Predigt über Lk 24,13-35
Ostern 2021, Johanneskirche Bühl

I

Es reicht mir, Leute. Ich halt das nicht mehr aus: diese düstere Stimmung, dieses ständige Warten auf die nächste Schreckensmeldung, diese gereizten und erschöpften Gestalten, die hier rumhocken und sich gegenseitig anmeckern oder bedauern. Und dieses Jammern „… was jetzt wohl wird“. Das war schon gestern kaum zum Aushalten, als alle hier zuhause bleiben mussten wegen dem Feiertag. Wenn Jesus das wüsste, wie die hier drauf sind: seine lieben Herrn Apostel – handverlesen und jetzt so ein jämmerlicher Haufen. Und dann noch diese durchgeknallten Frauen, mit ihren Phantasien von dem leeren Grab.

Immerhin waren sie mutig, sich in aller Frühe heute aus dem Haus zu trauen und zum Grab zu gehen. Und offenbar war irgendwas passiert – mit IHM, angeblich war er nicht mehr da. Sie waren ganz hysterisch und aus dem Häuschen. Hier dagegen diese Schwermut und wie sich alle leidtun. – Ich pack das nicht mehr. Ich halt das nicht mehr aus. Ich haue ab, irgendwohin! – Was Kleopas, Du packst auch grad deine Sachen? Du gehst auch weg, nach Emmaus, in Dein Dorf? Da komm ich mit! Lass uns zu zweit gehen, ja? Raus aus dieser Stadt und raus aus dieser Jesus-Geschichte. Es hätte so gut werden können! Aber es ging gründlich schief. Warum nur hat der große Meister das am Ende mit sich machen lassen, hat Judas machen lassen und hat sich kaum gewehrt gegen die falschen Anschuldigungen? Warum hat er nicht wenigstens ein bisschen gekämpft? Stattdessen hat er dann am Kreuz für diese Leute noch gebetet. – Aber von uns kam ja auch nichts. Wir haben ja auch nichts gebracht. Das mit dem Glauben und der Liebe und der Hoffnung war so gut – und nun am Ende: nur Enttäuschung! Komm, lass uns gehen!

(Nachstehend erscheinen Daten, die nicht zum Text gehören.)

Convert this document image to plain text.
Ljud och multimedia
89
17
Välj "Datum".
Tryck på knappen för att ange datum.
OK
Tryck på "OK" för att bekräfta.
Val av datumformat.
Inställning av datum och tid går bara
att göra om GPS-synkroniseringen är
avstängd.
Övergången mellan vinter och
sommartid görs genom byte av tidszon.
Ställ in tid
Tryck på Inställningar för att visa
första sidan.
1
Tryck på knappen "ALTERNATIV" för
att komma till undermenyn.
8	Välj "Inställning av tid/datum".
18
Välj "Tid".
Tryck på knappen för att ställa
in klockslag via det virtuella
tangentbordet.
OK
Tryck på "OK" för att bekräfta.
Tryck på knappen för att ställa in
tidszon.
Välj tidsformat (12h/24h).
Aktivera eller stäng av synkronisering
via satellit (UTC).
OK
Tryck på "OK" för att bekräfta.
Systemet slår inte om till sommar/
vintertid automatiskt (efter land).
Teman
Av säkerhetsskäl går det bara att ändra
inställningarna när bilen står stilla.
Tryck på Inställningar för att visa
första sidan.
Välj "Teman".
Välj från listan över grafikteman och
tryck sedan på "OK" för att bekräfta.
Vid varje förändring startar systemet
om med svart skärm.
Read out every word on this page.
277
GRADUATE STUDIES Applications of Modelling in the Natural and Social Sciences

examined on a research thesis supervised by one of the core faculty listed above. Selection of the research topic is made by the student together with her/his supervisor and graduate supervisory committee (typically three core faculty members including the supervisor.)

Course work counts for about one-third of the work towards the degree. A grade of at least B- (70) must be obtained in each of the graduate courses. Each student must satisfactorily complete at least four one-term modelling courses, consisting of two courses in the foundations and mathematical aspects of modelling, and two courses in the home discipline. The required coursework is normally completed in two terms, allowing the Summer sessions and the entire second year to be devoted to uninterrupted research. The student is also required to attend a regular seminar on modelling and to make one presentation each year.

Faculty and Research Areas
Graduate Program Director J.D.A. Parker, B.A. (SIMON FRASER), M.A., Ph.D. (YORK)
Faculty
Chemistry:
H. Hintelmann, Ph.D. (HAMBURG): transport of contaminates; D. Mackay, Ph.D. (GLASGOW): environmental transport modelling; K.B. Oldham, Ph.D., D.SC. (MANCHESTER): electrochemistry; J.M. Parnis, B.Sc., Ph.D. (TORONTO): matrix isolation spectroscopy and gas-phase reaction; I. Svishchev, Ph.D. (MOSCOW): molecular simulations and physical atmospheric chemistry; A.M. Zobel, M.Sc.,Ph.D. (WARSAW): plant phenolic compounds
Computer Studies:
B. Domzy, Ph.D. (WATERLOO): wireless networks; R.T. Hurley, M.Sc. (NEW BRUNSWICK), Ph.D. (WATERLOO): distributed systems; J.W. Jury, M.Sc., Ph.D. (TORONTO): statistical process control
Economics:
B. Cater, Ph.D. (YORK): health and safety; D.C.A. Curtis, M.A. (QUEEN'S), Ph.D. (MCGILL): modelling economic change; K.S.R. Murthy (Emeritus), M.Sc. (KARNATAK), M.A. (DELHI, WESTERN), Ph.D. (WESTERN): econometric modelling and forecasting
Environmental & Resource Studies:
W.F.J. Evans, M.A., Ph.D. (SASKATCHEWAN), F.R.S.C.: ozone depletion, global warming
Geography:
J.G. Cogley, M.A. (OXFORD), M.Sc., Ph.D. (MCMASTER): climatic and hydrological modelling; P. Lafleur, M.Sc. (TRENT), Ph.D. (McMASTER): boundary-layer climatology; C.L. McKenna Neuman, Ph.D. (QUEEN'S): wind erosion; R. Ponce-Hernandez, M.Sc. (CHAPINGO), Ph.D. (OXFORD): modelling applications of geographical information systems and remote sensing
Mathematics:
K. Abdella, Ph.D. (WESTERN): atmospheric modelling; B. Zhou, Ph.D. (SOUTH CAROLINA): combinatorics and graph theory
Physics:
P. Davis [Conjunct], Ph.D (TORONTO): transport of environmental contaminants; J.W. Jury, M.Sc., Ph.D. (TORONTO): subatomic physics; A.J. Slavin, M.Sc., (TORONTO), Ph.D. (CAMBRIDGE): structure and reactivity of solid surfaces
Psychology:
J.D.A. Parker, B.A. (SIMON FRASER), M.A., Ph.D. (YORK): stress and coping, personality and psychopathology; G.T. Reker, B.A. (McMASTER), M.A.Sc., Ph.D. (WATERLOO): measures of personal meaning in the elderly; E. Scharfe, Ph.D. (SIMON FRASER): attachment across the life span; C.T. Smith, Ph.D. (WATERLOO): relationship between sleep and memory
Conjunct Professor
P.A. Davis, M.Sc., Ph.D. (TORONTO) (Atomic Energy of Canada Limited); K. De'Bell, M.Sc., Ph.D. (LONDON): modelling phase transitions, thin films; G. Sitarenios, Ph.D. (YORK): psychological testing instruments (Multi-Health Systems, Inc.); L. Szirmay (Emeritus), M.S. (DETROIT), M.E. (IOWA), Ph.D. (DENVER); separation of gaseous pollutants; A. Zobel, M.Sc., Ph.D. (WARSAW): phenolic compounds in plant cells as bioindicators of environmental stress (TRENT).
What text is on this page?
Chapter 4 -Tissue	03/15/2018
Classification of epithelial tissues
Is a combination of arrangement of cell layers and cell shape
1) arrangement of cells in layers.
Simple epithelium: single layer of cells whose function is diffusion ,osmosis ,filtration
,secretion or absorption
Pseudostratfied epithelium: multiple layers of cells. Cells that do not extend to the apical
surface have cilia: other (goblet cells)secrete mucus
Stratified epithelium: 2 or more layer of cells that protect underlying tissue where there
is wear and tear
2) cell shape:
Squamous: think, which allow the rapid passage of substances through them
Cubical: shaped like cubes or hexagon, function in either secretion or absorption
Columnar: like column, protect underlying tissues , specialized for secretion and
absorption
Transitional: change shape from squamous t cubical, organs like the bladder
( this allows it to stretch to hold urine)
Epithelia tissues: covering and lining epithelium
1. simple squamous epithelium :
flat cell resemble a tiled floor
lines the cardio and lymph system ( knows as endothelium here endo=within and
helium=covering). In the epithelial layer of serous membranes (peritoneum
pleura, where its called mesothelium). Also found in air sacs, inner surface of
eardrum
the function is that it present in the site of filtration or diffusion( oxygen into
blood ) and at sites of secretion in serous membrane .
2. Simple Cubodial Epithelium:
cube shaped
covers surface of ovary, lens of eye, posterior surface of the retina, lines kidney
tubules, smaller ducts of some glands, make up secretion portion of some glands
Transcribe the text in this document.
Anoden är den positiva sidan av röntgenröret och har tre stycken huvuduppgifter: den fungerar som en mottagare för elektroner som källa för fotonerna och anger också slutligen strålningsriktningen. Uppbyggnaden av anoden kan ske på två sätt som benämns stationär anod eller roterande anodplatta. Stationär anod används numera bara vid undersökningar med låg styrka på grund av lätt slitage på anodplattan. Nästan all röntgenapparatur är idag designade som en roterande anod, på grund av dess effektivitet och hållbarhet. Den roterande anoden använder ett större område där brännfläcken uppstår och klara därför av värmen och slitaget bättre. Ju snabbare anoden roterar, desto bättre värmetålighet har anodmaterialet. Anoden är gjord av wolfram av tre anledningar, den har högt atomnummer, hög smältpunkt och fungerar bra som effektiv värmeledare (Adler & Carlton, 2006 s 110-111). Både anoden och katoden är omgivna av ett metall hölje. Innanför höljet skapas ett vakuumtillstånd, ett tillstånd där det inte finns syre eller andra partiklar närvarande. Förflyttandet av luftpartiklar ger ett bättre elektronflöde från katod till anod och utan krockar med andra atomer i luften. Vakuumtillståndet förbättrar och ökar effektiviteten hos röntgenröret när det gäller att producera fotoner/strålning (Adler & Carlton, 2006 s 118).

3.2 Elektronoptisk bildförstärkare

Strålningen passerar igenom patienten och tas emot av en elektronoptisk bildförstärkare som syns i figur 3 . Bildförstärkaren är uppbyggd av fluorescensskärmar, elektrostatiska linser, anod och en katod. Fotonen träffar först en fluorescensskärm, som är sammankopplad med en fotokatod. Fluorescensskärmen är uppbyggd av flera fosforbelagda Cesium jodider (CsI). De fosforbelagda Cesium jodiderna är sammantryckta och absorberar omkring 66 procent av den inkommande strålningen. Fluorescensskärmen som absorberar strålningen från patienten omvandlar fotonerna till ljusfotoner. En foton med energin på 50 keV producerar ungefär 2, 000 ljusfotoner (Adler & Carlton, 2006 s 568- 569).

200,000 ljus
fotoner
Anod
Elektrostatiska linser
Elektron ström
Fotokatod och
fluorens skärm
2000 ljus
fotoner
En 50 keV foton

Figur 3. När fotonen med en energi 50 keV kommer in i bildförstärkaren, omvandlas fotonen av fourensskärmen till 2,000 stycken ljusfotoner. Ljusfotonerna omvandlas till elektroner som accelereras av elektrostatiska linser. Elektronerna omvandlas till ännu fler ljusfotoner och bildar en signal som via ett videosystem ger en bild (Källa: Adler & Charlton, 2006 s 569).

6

Lesung: aus dem Lukasevangelium, Kapitel 24: Lk 24,13-35

Gebet: Herr Jesus Christus. Zeig Dich auch uns. Lass uns dich hören. Amen.

II

Zunächst eine Beobachtung, liebe Gemeinde: keine andere Ostergeschichte im Neuen Testament wird so ausführlich erzählt. Sie ist doppelt so lang wie die Geschichte vom leeren Grab. Das hat was zu bedeuten. Weil hier Raum ist für uns und für unsere Fragen an den Glauben und seine Glaubwürdigkeit. Und damit wir aus der Zuschauerrolle herauskommen, wenn wir mitgehen ein Stück mit diesen beiden. Mit Kleopas – immerhin hat er einen Namen, auch wenn er im Neuen Testament ansonsten nicht mehr vorkommt – und mit dem anderen, der namenlos bleibt. Wie ein Platzhalter für uns, damit wir uns selbst dort eintragen können, in diese Schuhe steigen und den Weg mitgehen, nach Emmaus – und wieder zurück.

Lasst uns den Weg mitgehen: die Flucht aus der Stadt, die überraschende Begegnung unterwegs und dann den Weg zurück – in ein anders und neues Leben.

III

Zunächst die Flucht. Zwei verschreckte und enttäuschte Leute aus dem Kreis der Jünger Jesu laufen davon. Zwei Enttäuschte: sie hatten sich das mit Jesus anders vorgestellt! Zwei Erschöpfte: nach diesen großartigen Wochen und nach dem wunderbaren Einzug in Jerusalem war am Ende alles umsonst? Zwei Traurige: der, den sie liebten, war gescheitert, gestorben, umgebracht. – Mit diesen beiden geht der auferstandene Christus am entscheidenden Tag der Weltgeschichte spazieren. Der Bezwinger des Todes, der Herr der Herrlichkeit sucht die Gesellschaft von zwei Durchschnittsjüngern aus der dritten Reihe. Keine Großveranstaltung in Jerusalem, statt dessen eine Wanderung zu irgendeinem Kaff im Nirgendwo – die Historiker rätseln bis heute wo das eigentlich war. Der Auferstandene wandert mit diesen beiden Jüngern – und sie bekommen es nicht mit.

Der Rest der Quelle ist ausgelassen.